Boppa : déjeuner sur le bord du lac

11h,  le minibus s’arrête devant un joli restaurant de plage : sièges peints en blanc et bleu aux couleurs marines, petits auvents au bord de l’eau, parterres fleuris. C’est un endroit soigné et accueillant.

Des pancartes appellent au respect de l’environnement : « Défense d’uriner dans le lac ». un jumelage avec la fédération Léo Lagrange a construit un monumental urinoir très bien fléché et mis en valeur. Comme nous transpirons beaucoup, nous snoberons cette installation. On nous offre des sièges et un verre de bienvenue : « Possotomé bien sûr ! »Pour moi, une béninoise pour Damien les autres prennent un coca.

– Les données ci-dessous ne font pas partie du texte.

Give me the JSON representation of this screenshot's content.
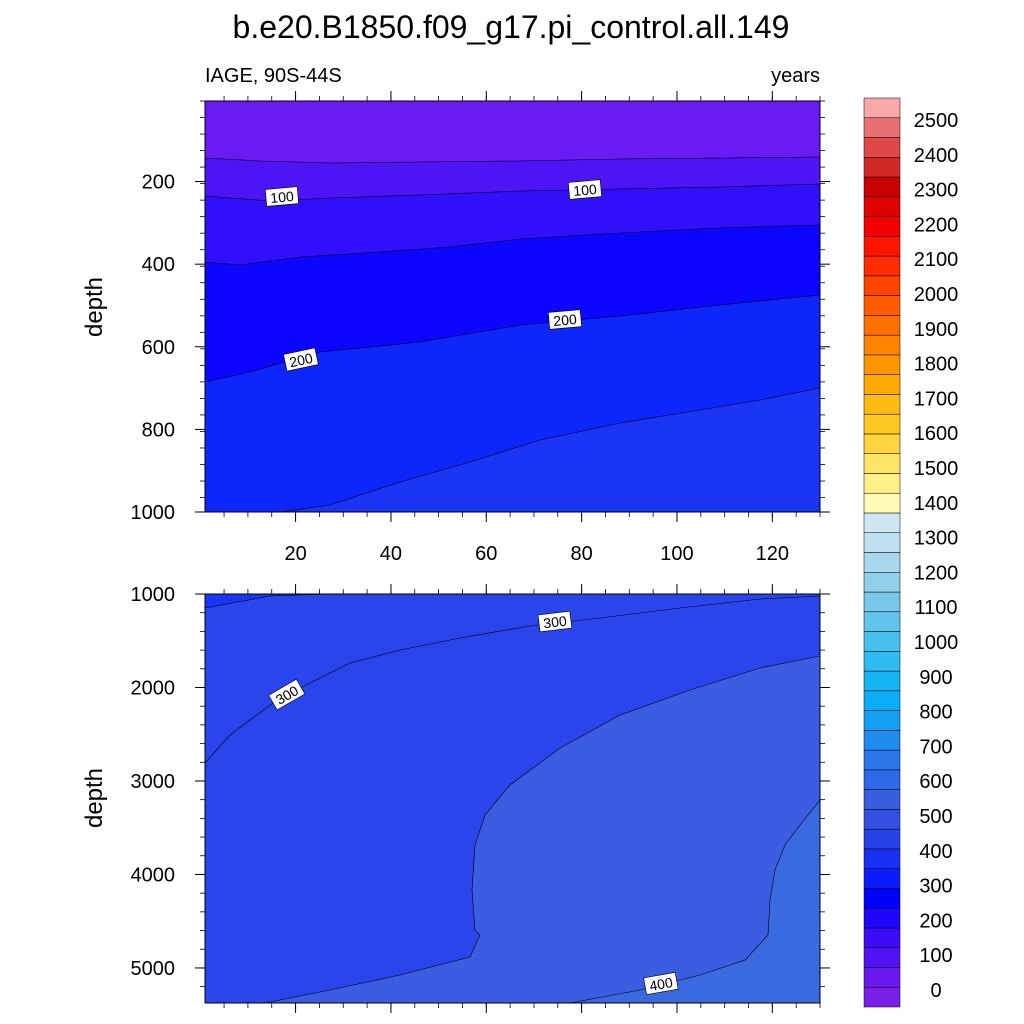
{
  "chart_data": [
    {
      "type": "contour",
      "title": "b.e20.B1850.f09_g17.pi_control.all.149",
      "left_subtitle": "IAGE, 90S-44S",
      "right_subtitle": "years",
      "ylabel": "depth",
      "xlabel": "",
      "xlim": [
        1,
        130
      ],
      "ylim": [
        1000,
        5
      ],
      "x_ticks": [
        20,
        40,
        60,
        80,
        100,
        120
      ],
      "y_ticks": [
        200,
        400,
        600,
        800,
        1000
      ],
      "contour_levels": [
        50,
        100,
        150,
        200,
        250,
        300,
        350
      ],
      "contour_labels": [
        "100",
        "100",
        "200",
        "200"
      ],
      "fill_colors": [
        "#6a1af2",
        "#4d14f6",
        "#3010fa",
        "#0a06ff",
        "#0c26fc",
        "#1a35f5"
      ]
    },
    {
      "type": "contour",
      "ylabel": "depth",
      "xlim": [
        1,
        130
      ],
      "ylim": [
        5375,
        1000
      ],
      "x_ticks": [
        20,
        40,
        60,
        80,
        100,
        120
      ],
      "y_ticks": [
        1000,
        2000,
        3000,
        4000,
        5000
      ],
      "contour_levels": [
        250,
        300,
        350,
        400
      ],
      "contour_labels": [
        "300",
        "300",
        "400"
      ],
      "fill_colors": [
        "#1a35f5",
        "#2a45ec",
        "#3a5de1",
        "#3a6ae0"
      ]
    }
  ],
  "colorbar": {
    "labels": [
      "0",
      "100",
      "200",
      "300",
      "400",
      "500",
      "600",
      "700",
      "800",
      "900",
      "1000",
      "1100",
      "1200",
      "1300",
      "1400",
      "1500",
      "1600",
      "1700",
      "1800",
      "1900",
      "2000",
      "2100",
      "2200",
      "2300",
      "2400",
      "2500"
    ],
    "colors": [
      "#7a1fe8",
      "#6a18f0",
      "#5212f4",
      "#3a0cf8",
      "#1e06fc",
      "#0000ff",
      "#0a1cfb",
      "#1830f2",
      "#2842ea",
      "#3350e2",
      "#3a5ee0",
      "#2e6ae8",
      "#2a78ec",
      "#208cf0",
      "#14a0f4",
      "#0aaef6",
      "#12b4f2",
      "#30bcf0",
      "#48c0ee",
      "#60c4ec",
      "#78c8ea",
      "#90d0ea",
      "#a8d8ee",
      "#bee0f0",
      "#cde6f2",
      "#fffcb8",
      "#fff08a",
      "#ffe466",
      "#ffd440",
      "#ffc820",
      "#ffbc10",
      "#ffaa00",
      "#ff9600",
      "#ff8400",
      "#ff7000",
      "#ff5c00",
      "#ff4400",
      "#ff2c00",
      "#ff1400",
      "#f50000",
      "#e00000",
      "#c80000",
      "#d42828",
      "#e04848",
      "#e87070",
      "#f8a8a8"
    ]
  }
}
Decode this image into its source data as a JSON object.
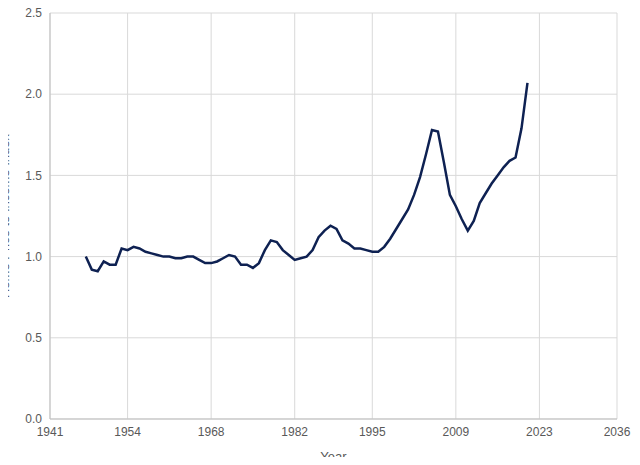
{
  "chart_data": {
    "type": "line",
    "x_label": "Year",
    "y_label": "Home Price to Income Index",
    "color": "#0e2152",
    "grid": true,
    "xlim": [
      1941,
      2036
    ],
    "xticks": [
      1941,
      1954,
      1968,
      1982,
      1995,
      2009,
      2023,
      2036
    ],
    "ylim": [
      0,
      2.5
    ],
    "yticks": [
      {
        "value": 0,
        "label": "0.0"
      },
      0.5,
      {
        "value": 1,
        "label": "1.0"
      },
      1.5,
      {
        "value": 2,
        "label": "2.0"
      },
      2.5
    ],
    "x": [
      1947,
      1948,
      1949,
      1950,
      1951,
      1952,
      1953,
      1954,
      1955,
      1956,
      1957,
      1958,
      1959,
      1960,
      1961,
      1962,
      1963,
      1964,
      1965,
      1966,
      1967,
      1968,
      1969,
      1970,
      1971,
      1972,
      1973,
      1974,
      1975,
      1976,
      1977,
      1978,
      1979,
      1980,
      1981,
      1982,
      1983,
      1984,
      1985,
      1986,
      1987,
      1988,
      1989,
      1990,
      1991,
      1992,
      1993,
      1994,
      1995,
      1996,
      1997,
      1998,
      1999,
      2000,
      2001,
      2002,
      2003,
      2004,
      2005,
      2006,
      2007,
      2008,
      2009,
      2010,
      2011,
      2012,
      2013,
      2014,
      2015,
      2016,
      2017,
      2018,
      2019,
      2020,
      2021
    ],
    "values": [
      1.0,
      0.92,
      0.91,
      0.97,
      0.95,
      0.95,
      1.05,
      1.04,
      1.06,
      1.05,
      1.03,
      1.02,
      1.01,
      1.0,
      1.0,
      0.99,
      0.99,
      1.0,
      1.0,
      0.98,
      0.96,
      0.96,
      0.97,
      0.99,
      1.01,
      1.0,
      0.95,
      0.95,
      0.93,
      0.96,
      1.04,
      1.1,
      1.09,
      1.04,
      1.01,
      0.98,
      0.99,
      1.0,
      1.04,
      1.12,
      1.16,
      1.19,
      1.17,
      1.1,
      1.08,
      1.05,
      1.05,
      1.04,
      1.03,
      1.03,
      1.06,
      1.11,
      1.17,
      1.23,
      1.29,
      1.38,
      1.49,
      1.63,
      1.78,
      1.77,
      1.58,
      1.38,
      1.31,
      1.23,
      1.16,
      1.22,
      1.33,
      1.39,
      1.45,
      1.5,
      1.55,
      1.59,
      1.61,
      1.79,
      2.07
    ]
  }
}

Justin, un guide de Sandotours dont m’avait parlé Danielle, nous accueille ici chez lui. Conversation agréable. En attendant le déjeuner, j’ai enfin le temps de dessiner.  Nous regardons les pirogues du lac Ahémé en écoutant  un chanteur local GG Vickey qui chante une simple ritournelle :

« Il est gai de voguer sur le lac Ahémé
Quand le temps est serein
Fredonnant ce refrain… »

Puis une autre dont les paroles nous plaisent moins :

    « Dieu te bénisse, toi qui viens de naître et souris à la vie… »

 

 

Une musique d’ambiance remplace la célébrité locale, Alpha Blondy, du reggae….

On nous présente des cuvettes pour nous laver les mains : une d’eau savonneuse une d’eau claire. Le repas arrive dans des boites isothermes : du riz, dans des petits pots de la semoule de maïs qui ressemble à de la polenta, une sauce à la tomate  et aux oignons douce, le blanc de poulet est tendre. C’est notre premier repas africain.

la guinguette de Boppa

En pirogue avec Justin sur le Lac Ahémé

Justin nous emmène pour un tour en barque jusqu’à l’endroit où aboutit le fleuve Couffo venant du nord. Nous croisons des pêcheurs, un monsieur pêche à pied, immergé jusqu’à la poitrine dans le lac qui n’est vraiment pas profond. Deux enfants qui ont de l’eau jusqu’aux épaules, tirent un filet tendu entre deux bâtons pour pêcher la crevette.

Un pêcheur en pirogue pêche à l’épervier. Nous essayons de le photographier ou filmer le mouvement circulaire quand il déploie son filet. La pirogue passe devant un curieux mât orné de drapeaux. Les fanions ne marquent pas l’emplacement des filets mais un endroit sacré où il est interdit de pêcher. Si on enfreint le tabou, il faut payer une amende : un poulet par exemple.

Le lac se comble avec les sédiments venus des collines. La pisciculture à l’akadja, que nous avons observée à Ganvié est ici interdite. Un village au sud s’est rebellé il y a eu des blessés dans la bataille rangée qui a opposé les villageois aux gendarmes. Les habitants des villages situés plus au nord  comprennent mieux les enjeux écologiques.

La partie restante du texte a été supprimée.